In 1934, scientists observed that lab rats fed a calorie-restricted diet had twice the lifespan of other rats. Those observations, reported the following year, launched a line of inquiry that continues to intrigue scientists today.
Now, more than 70 years later, a large body of research shows that a calorie-restricted diet, coupled with adequate nutrition, extends the life spans of protozoa, yeast, worms, spiders, flies, and rodents. Research also suggests that calorie-restricted animals, including primates, tend to be more resistant to age-related chronic diseases, and that restricting calories while maintaining sufficient nutrient levels is associated with lower levels of cholesterol, serum glucose and blood pressure.
Only recently have scientists begun to look at the cellular and molecular mechanisms that might reflect the positive effects of calorie restriction (CR). Defining these mechanisms could possibly help scientists identify drug targets or one day develop gene therapies or other interventions to prevent and treat some of the most prevalent aging-related diseases.
Recent study findings have provided clues to cell survival in mammals, offering implications for longevity and for such aging-associated diseases as cancer, diabetes and Alzheimer’s disease. With each bit of knowledge gained, scientists are edging closer to understanding at the most basic level why CR might protect against disease and increase longevity. Complementing these efforts, scientists also are searching for compounds that mimic the protective cellular effects that appear to occur with restricted calorie intake. For example, resveratrol—a natural compound found in grapes, red wine and nuts—has been shown to improve health and survival in overweight, aged mice. Similar research now is underway in monkeys, in a recently launched, two-year controlled trial at the National Institute on Aging (NIA).
While ongoing research continues to probe the mechanisms behind CR, scientists for the past two decades have been studying CR’s effects on mortality, morbidity and function in nonhuman primates (monkeys).
Thus far, the physiological effects in these primate studies are comparable to those seen in rodent studies. For example, compared with free-feeding monkeys, the CR monkeys have lower body weight, less abdominal fat, lower fasting glucose levels, increased insulin sensitivity, lower systolic blood pressure, lower levels of serum triglycerides and higher HDL levels—all markers associated with reduced risk of age-associated diseases. The CR monkeys also show improved immune response and less severe response to induced inflammation.
Other studies are examining the effects of CR on the monkeys’ behavior, motor skills, learning and memory, macular degeneration, reproductive health, hearing and osteoarthritis.

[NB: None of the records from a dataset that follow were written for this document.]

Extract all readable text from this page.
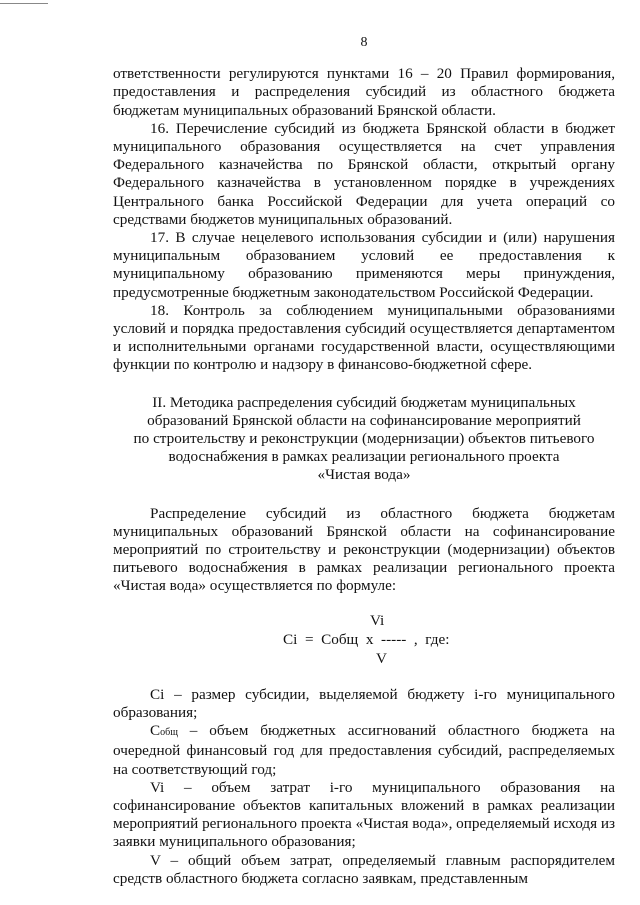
8

ответственности регулируются пунктами 16 – 20 Правил формирования, предоставления и распределения субсидий из областного бюджета бюджетам муниципальных образований Брянской области.

16. Перечисление субсидий из бюджета Брянской области в бюджет муниципального образования осуществляется на счет управления Федерального казначейства по Брянской области, открытый органу Федерального казначейства в установленном порядке в учреждениях Центрального банка Российской Федерации для учета операций со средствами бюджетов муниципальных образований.

17. В случае нецелевого использования субсидии и (или) нарушения муниципальным образованием условий ее предоставления к муниципальному образованию применяются меры принуждения, предусмотренные бюджетным законодательством Российской Федерации.

18. Контроль за соблюдением муниципальными образованиями условий и порядка предоставления субсидий осуществляется департаментом и исполнительными органами государственной власти, осуществляющими функции по контролю и надзору в финансово-бюджетной сфере.

II. Методика распределения субсидий бюджетам муниципальных
образований Брянской области на софинансирование мероприятий
по строительству и реконструкции (модернизации) объектов питьевого
водоснабжения в рамках реализации регионального проекта
«Чистая вода»

Распределение субсидий из областного бюджета бюджетам муниципальных образований Брянской области на софинансирование мероприятий по строительству и реконструкции (модернизации) объектов питьевого водоснабжения в рамках реализации регионального проекта «Чистая вода» осуществляется по формуле:

Vi
Ci  =  Cобщ  x  -----  ,  где:
V

Ci – размер субсидии, выделяемой бюджету i-го муниципального образования;

Cобщ – объем бюджетных ассигнований областного бюджета на очередной финансовый год для предоставления субсидий, распределяемых на соответствующий год;

Vi – объем затрат i-го муниципального образования на софинансирование объектов капитальных вложений в рамках реализации мероприятий регионального проекта «Чистая вода», определяемый исходя из заявки муниципального образования;

V – общий объем затрат, определяемый главным распорядителем средств областного бюджета согласно заявкам, представленным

Recently, the NIA awarded funding for the first randomized, controlled trial to assess the effects of CR in humans—the Comprehensive Assessment of Long-Term Effects of Reducing Intake of Energy (CALERIE) study. CALERIE began in 2002 with pilot studies comparing the outcomes of varying levels of CR; exercise regimens designed to produce an energy deficit equivalent to that seen with CR; and a healthy lifestyle control intervention. Each of the pilot studies involved 48 volunteers.
The pilot studies showed that after one year, depending on the protocol, volunteers in the CR or exercise arms had lower levels of fasting glucose, total cholesterol, core body temperature, body weight and visceral fat. The CR and exercise groups also had increased expression of genes encoding proteins involved in mitochondrial function (converting nutrients into the energy-yielding molecule that fuels the cell’s activities) and reduced DNA damage.

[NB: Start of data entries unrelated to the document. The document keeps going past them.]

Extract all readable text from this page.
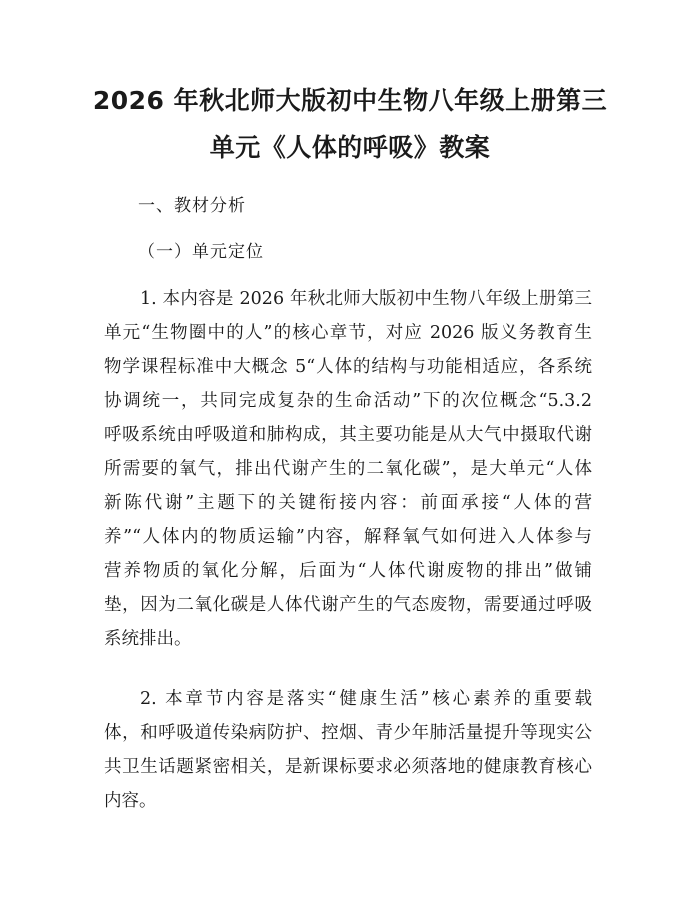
2026 年秋北师大版初中生物八年级上册第三
单元《人体的呼吸》教案
一、教材分析
（一）单元定位
1. 本内容是 2026 年秋北师大版初中生物八年级上册第三
单元“生物圈中的人”的核心章节，对应 2026 版义务教育生
物学课程标准中大概念 5“人体的结构与功能相适应，各系统
协调统一，共同完成复杂的生命活动”下的次位概念“5.3.2
呼吸系统由呼吸道和肺构成，其主要功能是从大气中摄取代谢
所需要的氧气，排出代谢产生的二氧化碳”，是大单元“人体
新陈代谢”主题下的关键衔接内容：前面承接“人体的营
养”“人体内的物质运输”内容，解释氧气如何进入人体参与
营养物质的氧化分解，后面为“人体代谢废物的排出”做铺
垫，因为二氧化碳是人体代谢产生的气态废物，需要通过呼吸
系统排出。
2. 本章节内容是落实“健康生活”核心素养的重要载
体，和呼吸道传染病防护、控烟、青少年肺活量提升等现实公
共卫生话题紧密相关，是新课标要求必须落地的健康教育核心
内容。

A full-scale, five-year CALERIE study, launched in early 2007, involves 250 healthy volunteers ages 25 to 45, who are assigned to either a CR intervention or a control group. During a two-year period, participants in the intervention group will reduce their baseline calorie consumption by 25 percent, while the control group members will continue their usual diets.
The researchers will measure a range of outcomes, from insulin and glucose metabolism to oxidative cellular and DNA damage, muscle strength and cognition. They will also amass a repository of blood, urine and tissue samples that will be available to investigators studying oxidative damage in cells and molecular mechanisms associated with CR.
The CALERIE study is expected to help scientists determine the feasibility of such a diet and whether sustained calorie restriction in healthy men and women results in the same adaptive changes that occur in rodents subjected to CR. Also to be studied is how CR might affect markers of diseases associated with aging. (Because the study time frame is two years, the analyses will not show whether CR can extend human lifespan.)
Whether examining the cellular and molecular mechanisms behind CR’s effects or assessing the impact of CR on the health and longevity of lower organisms, animals or humans, many scientists are hopeful that compounds that mimic CR’s effects might one day be developed to prevent and treat some of the most prevalent aging-related diseases.